Codex Analytics
Codex Analytics provides a real-time dashboard for you to monitor the health of your AI app, the impact of Codex in preventing bad responses, and the engagement of your SMEs in improving your AI app’s performance in Codex.
Codex Analytics seamlessly integrates with Cleanlab AI Platform’s real-time evaluations, allowing you to answer questions such as:
- How many bad responses did my bot serve to users this week?
- In what countries are users getting the worst responses?
- What are the reasons for why my app is giving bad responses (underlying search? ungrounded/made-up responses)?
- How many bad responses were prevented entirely by Codex?
Who’s it for?
- Product Owners and Stakeholders tracking the health of their AI app, volume of bad responses being served to users, and Codex’s remediation impact over time
- Developers to understand at a high-level the performance of their app, and serve as their entry point to drill into specific examples of failures
- SMEs to observe the overall app performance and trends
- SME Managers & Team Leads to track SME contributions
What do Codex Analytics report?
Metric | Capability |
---|---|
Total queries | See the total volume of queries observed by Codex |
# of Good/Bad Responses Detected | See the overall health of your RAG app, based on the good/bad responses detected by Cleanlab’s real-time evaluations |
# of Bad Responses Prevented | Of the bad responses detected by Codex, you can clearly see the remediation impact of Codex by the # of bad responses answered by Codex. This number should increasingly grow as Codex becomes more capable of remediating your AI application’s bad responses. |
# of Bad Responses Served to Users | Of the bad responses detected by Codex, this is the remainder that were not answered by Codex. This number should decrease as Codex becomes more capable of remediating your application’s bad responses |
Primary RAG Issues | For your RAG application’s bad responses, we root-cause the primary issue and show you the number of failures attributed to: • Search Failures • Hallucinations • Unhelpful Responses • Difficult Queries |
Instruction-Adherence Failures | Measure the health of your AI app in adhering to each individual system instruction |
SME Engagement | Measure the engagement from each SME, based on the number of answers they’ve provided in Codex |
How do I measure the impact of Codex improving my application?
One of the key metrics in Codex is the # of Bad Responses Prevented By Codex, highlighted in green within your Codex Analytics dashboard. This metric tracks the number of times where an Answer entered by an SME in Codex, was provided back to the user in place of an other-wise bad response.
As you continue to add more Answers within Codex, and those Answers are served in real-time traffic, this count should increase over time, signalling a key part of the ROI and impact of Codex.
How are the Primary Issues metrics defined?
The Primary Issues section in Codex Analytics shows the count of issues, labeled based on the evaluations from the TrustworthyRAG module from Cleanlab.

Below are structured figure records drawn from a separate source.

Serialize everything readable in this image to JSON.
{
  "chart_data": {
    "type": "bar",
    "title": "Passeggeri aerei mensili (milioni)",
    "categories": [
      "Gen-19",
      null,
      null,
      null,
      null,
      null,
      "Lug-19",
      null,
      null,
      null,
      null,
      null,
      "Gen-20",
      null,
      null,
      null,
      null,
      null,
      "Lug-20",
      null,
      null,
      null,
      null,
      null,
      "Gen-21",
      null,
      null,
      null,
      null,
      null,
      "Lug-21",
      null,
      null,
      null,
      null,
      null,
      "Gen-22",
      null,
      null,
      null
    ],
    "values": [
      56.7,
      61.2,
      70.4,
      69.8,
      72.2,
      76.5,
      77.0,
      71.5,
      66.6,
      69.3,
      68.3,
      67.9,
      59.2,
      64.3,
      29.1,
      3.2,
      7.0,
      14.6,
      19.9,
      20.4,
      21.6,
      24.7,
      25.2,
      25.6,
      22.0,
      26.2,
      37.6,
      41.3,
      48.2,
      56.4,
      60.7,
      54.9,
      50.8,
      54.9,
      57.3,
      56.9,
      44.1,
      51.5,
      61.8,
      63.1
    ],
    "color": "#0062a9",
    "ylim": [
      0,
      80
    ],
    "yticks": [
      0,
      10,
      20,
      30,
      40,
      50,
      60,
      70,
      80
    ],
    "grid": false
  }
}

The hierarchy of Primary Issues assigned to any Bad Response is as follows, and included in Analytics:
Eval | Primary Issue Label |
---|---|
1. If the query_ease eval score is below threshold | Difficult query |
2. If helpfulness eval score is below threshold | Unhelpful (Other Issues) |
3. If context_sufficiency eval score is below threshold | Search Failure |
4. Finally, if either trustworthiness or groundedness eval scores are below threshold | Hallucination |
What are the instruction-adherence metrics in Analytics?
At a glance, Cleanlab allows you to evaluate the health of your app in following the instructions you’ve provided.

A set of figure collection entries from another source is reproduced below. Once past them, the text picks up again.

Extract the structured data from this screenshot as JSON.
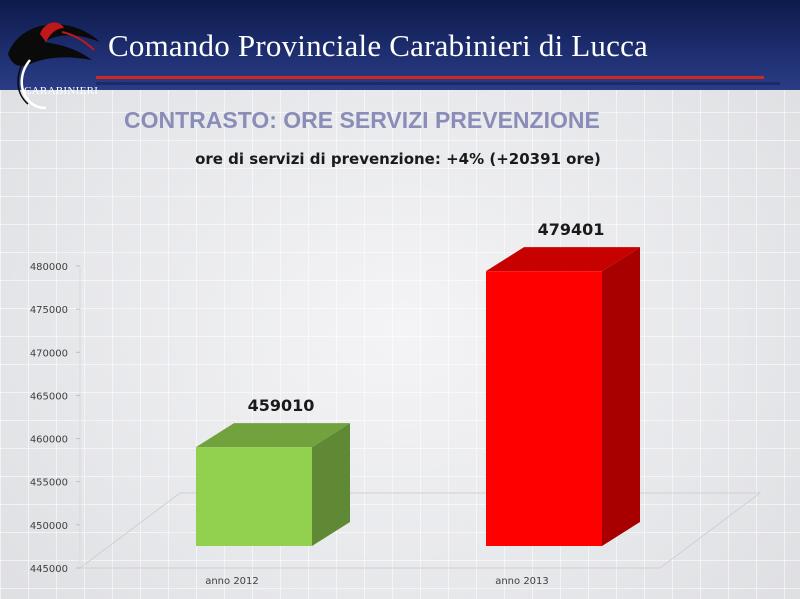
{
  "header": {
    "title": "Comando Provinciale Carabinieri di Lucca",
    "logo_text": "CARABINIERI",
    "colors": {
      "band": "#1d2d6e",
      "rule_red": "#cc2a1f",
      "rule_navy": "#1b2a6b"
    }
  },
  "slide": {
    "title": "CONTRASTO: ORE SERVIZI PREVENZIONE"
  },
  "chart_data": {
    "type": "bar",
    "title": "ore di servizi di prevenzione: +4% (+20391 ore)",
    "xlabel": "",
    "ylabel": "",
    "categories": [
      "anno 2012",
      "anno 2013"
    ],
    "values": [
      459010,
      479401
    ],
    "data_labels": [
      "459010",
      "479401"
    ],
    "ylim": [
      445000,
      480000
    ],
    "yticks": [
      445000,
      450000,
      455000,
      460000,
      465000,
      470000,
      475000,
      480000
    ],
    "ytick_labels": [
      "445000",
      "450000",
      "455000",
      "460000",
      "465000",
      "470000",
      "475000",
      "480000"
    ],
    "colors": [
      "#92d050",
      "#ff0000"
    ],
    "grid": false,
    "legend": "none",
    "style": "3d"
  }
}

Instruction-Adherence evaluations from Cleanlab measure for every AI app response, whether it complies with each individual instruction in your system prompt.
In Analytics, there will be a section that captures:
- The total number of instruction-adherence failures detected by Codex
- For each individual instruction, the number of instruction-adherence failures detected by Codex
What can I filter by?
Date Filters
Date Filters are available for drilling into performance in a specific period, or comparing performance over time:
- Preset Ranges: Last 7 days, 30 days, quarter, year
- Custom Range: Pick start/end dates (MM/DD/YYYY)
Other Metadata Filters
Users of Codex Analytics can drill down into specific metadata categories they’re interested in, depending on what other metadata is logged into Codex.
For example, if the Geo of the user is logged, Codex allows you to filter down performance by region, in order to visualize in which regions Codex is detecting the most bad responses from your AI application.